Now, the mere choice of weaponry does not determine intention: one might intend death while wielding a knife, and intend only defense while launching an anti-aircraft missile at a terrorist-piloted airplane.

But one’s intentions shape and can be shaped by the instrumentalities one adopts. If one intends to kill anyone who invades one’s home, one will probably opt for something one expects to do that more effectively. And if one has at hand a weapon that can easily and lethally wipe out a perceived threat—such as the threat posed by teenagers with a knife and brass knuckles—then one may be tempted to respond not with appropriate force, but with intentionally lethal force.
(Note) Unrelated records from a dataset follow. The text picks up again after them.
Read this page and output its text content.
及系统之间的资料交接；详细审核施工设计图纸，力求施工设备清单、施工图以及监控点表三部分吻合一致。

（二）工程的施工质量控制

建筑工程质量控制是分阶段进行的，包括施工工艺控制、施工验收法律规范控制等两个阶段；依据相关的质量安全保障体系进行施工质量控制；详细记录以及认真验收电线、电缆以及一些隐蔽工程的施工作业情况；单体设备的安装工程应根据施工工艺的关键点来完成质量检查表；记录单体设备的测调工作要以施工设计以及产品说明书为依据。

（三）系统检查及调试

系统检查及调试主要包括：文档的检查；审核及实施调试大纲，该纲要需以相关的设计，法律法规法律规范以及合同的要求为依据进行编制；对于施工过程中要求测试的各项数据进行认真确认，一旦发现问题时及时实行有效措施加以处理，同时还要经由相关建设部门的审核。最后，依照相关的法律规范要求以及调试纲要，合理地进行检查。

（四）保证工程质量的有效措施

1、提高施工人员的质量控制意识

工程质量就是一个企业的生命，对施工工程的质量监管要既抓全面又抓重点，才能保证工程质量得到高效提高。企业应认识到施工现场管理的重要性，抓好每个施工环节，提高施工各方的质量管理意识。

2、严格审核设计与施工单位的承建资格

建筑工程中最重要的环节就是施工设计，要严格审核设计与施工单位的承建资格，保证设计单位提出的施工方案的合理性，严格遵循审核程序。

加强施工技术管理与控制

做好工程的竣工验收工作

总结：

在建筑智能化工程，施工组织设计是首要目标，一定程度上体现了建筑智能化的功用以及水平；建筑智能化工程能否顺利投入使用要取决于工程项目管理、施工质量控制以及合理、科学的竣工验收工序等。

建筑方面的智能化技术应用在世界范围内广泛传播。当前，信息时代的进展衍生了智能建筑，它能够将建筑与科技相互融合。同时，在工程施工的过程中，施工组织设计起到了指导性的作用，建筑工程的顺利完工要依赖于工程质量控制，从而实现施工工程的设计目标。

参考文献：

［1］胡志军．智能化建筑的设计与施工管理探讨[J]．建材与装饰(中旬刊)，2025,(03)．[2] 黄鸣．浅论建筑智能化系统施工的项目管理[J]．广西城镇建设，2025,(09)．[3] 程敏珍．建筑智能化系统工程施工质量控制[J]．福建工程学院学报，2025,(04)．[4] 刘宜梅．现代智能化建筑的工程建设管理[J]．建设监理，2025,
Conservatives say often that the law teaches. That is true. A law that makes weapons such as the AR-15 available seems to teach that private citizens are entitled to use the same kind and amount of force, and with the same intention, that police are. That, I think, is an error.

We exist in a time of deep polarization and lack of compromise. On some issues, that seems inevitable: if abortion is the unjust and intentional taking of innocent human life, then there can be no compromise with those who judge the right to abortion “fundamental.” But the gun-control debate, while carried on in the same highly toxic register of outrage and fury as other neuralgic issues, seems different. Canada does not seem to me a fundamentally unjust society where guns are concerned, but guns are certainly more heavily regulated there than here. Assault weapons seem an appropriate point of compromise on the part of the proponents of a right to bear arms. It is, at the very least, an appropriate point for continuing the conversation that French’s essay initiated.